- Shen, Xiaochen;
- Nagai, Tomoyuki;
- Yang, Feipeng;
- Zhou, Li Qin;
- Pan, Yanbo;
- Yao, Libo;
- Wu, Dezhen;
- Liu, Yi-Sheng;
- Feng, Jun;
- Guo, Jinghua;
- Jia, Hongfei;
- Peng, Zhenmeng
Designing highly active oxygen reduction reaction (ORR) catalysts is crucial to boost the fuel cell economy. Previous research has mainly focused on Pt-based alloy catalysts in which surface Pt is the solely active site and the activity improvement was challenged by the discovered scaling relationship.
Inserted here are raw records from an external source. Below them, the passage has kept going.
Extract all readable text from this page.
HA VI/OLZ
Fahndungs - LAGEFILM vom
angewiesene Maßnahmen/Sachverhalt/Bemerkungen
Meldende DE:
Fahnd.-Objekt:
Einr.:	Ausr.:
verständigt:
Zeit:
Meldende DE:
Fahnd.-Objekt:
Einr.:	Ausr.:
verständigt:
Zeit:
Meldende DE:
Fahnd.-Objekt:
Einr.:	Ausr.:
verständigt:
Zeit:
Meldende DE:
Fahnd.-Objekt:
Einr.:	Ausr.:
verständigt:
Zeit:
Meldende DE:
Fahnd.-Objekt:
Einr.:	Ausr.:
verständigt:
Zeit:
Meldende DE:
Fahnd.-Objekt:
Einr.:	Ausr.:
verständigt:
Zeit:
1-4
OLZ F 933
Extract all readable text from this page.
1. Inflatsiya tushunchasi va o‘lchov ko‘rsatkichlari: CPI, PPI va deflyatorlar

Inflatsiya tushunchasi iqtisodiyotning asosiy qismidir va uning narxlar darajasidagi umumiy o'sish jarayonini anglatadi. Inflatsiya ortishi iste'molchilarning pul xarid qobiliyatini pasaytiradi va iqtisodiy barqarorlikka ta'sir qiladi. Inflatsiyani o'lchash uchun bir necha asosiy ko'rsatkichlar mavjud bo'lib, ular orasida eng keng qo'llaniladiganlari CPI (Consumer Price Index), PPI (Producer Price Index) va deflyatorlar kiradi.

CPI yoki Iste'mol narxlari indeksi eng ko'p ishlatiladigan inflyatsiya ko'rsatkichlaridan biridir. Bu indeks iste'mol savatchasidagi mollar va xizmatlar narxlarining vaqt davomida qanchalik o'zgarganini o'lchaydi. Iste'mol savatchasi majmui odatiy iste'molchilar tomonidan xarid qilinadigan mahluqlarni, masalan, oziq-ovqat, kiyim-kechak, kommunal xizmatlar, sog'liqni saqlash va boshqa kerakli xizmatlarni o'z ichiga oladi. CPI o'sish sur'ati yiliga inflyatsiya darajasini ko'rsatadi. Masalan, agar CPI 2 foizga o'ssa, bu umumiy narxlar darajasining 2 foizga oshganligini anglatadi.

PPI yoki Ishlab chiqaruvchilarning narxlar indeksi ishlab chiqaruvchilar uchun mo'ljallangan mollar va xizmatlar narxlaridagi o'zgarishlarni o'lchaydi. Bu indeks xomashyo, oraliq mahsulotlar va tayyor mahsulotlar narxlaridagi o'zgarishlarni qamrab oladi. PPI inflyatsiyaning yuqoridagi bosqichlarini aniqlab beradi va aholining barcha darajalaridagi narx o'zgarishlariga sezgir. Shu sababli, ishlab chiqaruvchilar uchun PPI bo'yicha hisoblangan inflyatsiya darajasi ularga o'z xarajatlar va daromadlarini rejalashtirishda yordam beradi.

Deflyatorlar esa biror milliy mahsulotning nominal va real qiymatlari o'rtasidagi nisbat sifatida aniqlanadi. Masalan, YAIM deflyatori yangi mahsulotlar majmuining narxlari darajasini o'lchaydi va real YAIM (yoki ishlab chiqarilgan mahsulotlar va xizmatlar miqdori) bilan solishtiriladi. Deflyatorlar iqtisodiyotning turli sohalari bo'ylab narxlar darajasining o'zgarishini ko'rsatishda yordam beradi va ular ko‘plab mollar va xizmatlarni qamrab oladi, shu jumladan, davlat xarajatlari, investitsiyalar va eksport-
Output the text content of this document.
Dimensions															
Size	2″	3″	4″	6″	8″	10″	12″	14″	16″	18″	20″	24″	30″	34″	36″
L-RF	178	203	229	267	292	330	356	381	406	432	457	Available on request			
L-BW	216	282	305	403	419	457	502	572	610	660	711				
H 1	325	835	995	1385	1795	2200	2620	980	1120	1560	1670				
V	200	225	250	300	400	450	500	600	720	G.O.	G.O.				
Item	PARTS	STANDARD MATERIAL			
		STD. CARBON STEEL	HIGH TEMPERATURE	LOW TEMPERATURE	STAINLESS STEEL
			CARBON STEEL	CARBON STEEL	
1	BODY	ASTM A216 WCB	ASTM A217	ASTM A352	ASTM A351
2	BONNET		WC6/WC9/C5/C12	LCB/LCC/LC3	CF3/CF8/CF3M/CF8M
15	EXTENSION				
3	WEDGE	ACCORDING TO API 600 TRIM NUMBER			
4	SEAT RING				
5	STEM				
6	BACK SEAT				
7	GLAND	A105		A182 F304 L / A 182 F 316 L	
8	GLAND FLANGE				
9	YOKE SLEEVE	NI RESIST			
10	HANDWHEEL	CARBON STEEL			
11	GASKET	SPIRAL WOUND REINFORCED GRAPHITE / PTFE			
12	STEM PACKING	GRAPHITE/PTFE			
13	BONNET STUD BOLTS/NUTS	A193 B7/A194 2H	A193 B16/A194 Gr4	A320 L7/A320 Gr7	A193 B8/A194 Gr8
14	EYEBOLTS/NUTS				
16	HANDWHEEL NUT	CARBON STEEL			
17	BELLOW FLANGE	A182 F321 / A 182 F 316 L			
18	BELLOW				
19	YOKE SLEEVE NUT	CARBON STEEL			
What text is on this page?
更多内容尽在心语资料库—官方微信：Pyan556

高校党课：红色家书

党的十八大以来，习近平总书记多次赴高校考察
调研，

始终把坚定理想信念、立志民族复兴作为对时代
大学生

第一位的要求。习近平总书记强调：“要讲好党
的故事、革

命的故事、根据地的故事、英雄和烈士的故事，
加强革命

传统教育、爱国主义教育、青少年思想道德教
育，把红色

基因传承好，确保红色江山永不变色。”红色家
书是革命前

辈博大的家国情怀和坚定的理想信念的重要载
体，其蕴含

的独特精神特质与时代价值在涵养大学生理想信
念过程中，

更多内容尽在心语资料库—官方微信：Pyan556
Herein we report a new concept of utilizing dual active sites for the ORR and demonstrate its effectiveness by synthesizing a SnO x/Pt-Cu-Ni heterojunctioned catalyst. A maximum of 40% enhancement in the apparent specific activity, which corresponds to 10-fold enhancement on interface sites, is measured compared with pure Pt-Cu-Ni. Detailed investigations suggest an altered dual-site cascade mechanism wherein the first two steps occur on SnO x sites and the remaining steps occur on adjacent Pt sites, allowing a significant decrease in the energy barrier. This study with the suggested dual-site cascade mechanism shows the potential to overcome the ORR energy barrier bottleneck to develop highly active catalysts.